Article published on the 2008-12-16 Latest update 2008-12-16 09:40 TU
Ben Said, who served as the Tunisian vice-consul in the French city of Strasbourg from 2000 to 2001, was accused by Zoulaikha Gharbi of leading a group of police officers who interrogated her and tortured her in a police station in the Tunisian town of Jendouba in 1996.
“A French court should not have ruled on this case,” Olivier Salichon, Ben Said’s lawyer, told RFI. “On the principle of legal procedure I’m disappointed. I’m also disappointed because this accusation is completely devoid of substance.”
Salichon argued that Gharbi did not have her story straight, and that there was no corroborating evidence of her torture.
“In all the testimony there were revisions, not only of details, but on the important points, notably on the participation - or non-participation - of Mr Ben Said in the violent acts that she says she’s a victim of,” he said.
Gharbi, who lives in France and started the lawsuit in 2001, claims she was partially undressed, hung from a metal bar and subjected to 24 hours of torture to get information about her husband, Mouldi Gharbi, who opposed President Zine El Abidine Ben Ali.
Patrick Baudoin, lawyer for the International Federation of Human Rights (FIDH), which helped represnt Gharbi, said the decision is a step forward in the fight against torture.
“It’s a strong signal to the Tunisian authorities to put an end, once and for all, what has been asked for by all organisations – governmental and NGO – to put a final end to this odious practice of torture,” he told RFI.
Even before the decision, Tunisian officials rejected the charges against Ben Said, and questioned France’s jurisdiction over the case.
Ben Said lives in Tunisia, and his lawyer says he does not know if his client will turn himself over to the French authorities or if he will appeal the decision.
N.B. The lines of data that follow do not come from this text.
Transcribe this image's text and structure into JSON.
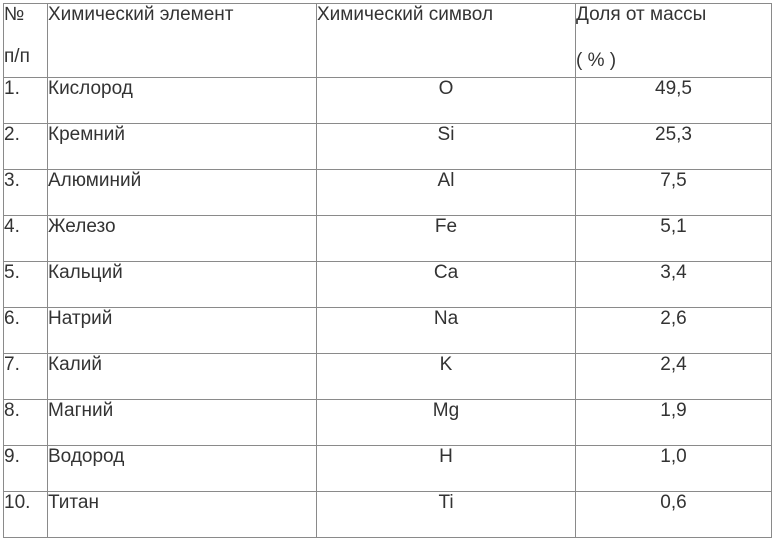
{
  "table": {
    "headers": {
      "num_line1": "№",
      "num_line2": "п/п",
      "element": "Химический элемент",
      "symbol": "Химический символ",
      "share_line1": "Доля от массы",
      "share_line2": "( % )"
    },
    "rows": [
      {
        "num": "1.",
        "name": "Кислород",
        "symbol": "O",
        "percent": "49,5"
      },
      {
        "num": "2.",
        "name": "Кремний",
        "symbol": "Si",
        "percent": "25,3"
      },
      {
        "num": "3.",
        "name": "Алюминий",
        "symbol": "Al",
        "percent": "7,5"
      },
      {
        "num": "4.",
        "name": "Железо",
        "symbol": "Fe",
        "percent": "5,1"
      },
      {
        "num": "5.",
        "name": "Кальций",
        "symbol": "Ca",
        "percent": "3,4"
      },
      {
        "num": "6.",
        "name": "Натрий",
        "symbol": "Na",
        "percent": "2,6"
      },
      {
        "num": "7.",
        "name": "Калий",
        "symbol": "K",
        "percent": "2,4"
      },
      {
        "num": "8.",
        "name": "Магний",
        "symbol": "Mg",
        "percent": "1,9"
      },
      {
        "num": "9.",
        "name": "Водород",
        "symbol": "H",
        "percent": "1,0"
      },
      {
        "num": "10.",
        "name": "Титан",
        "symbol": "Ti",
        "percent": "0,6"
      }
    ]
  }
}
This is the second case of a foreigner convicted in France - under the principle of universal jurisdiction - of acts committed abroad under the principle of universal jurisdiction. A Mauritanian military officer, Ely Ould Dha, was convicted of torture in 2005. The principle has gained a foothold in international law since the UK detained the former Chilean dictator Augusto Pinochet in 1998.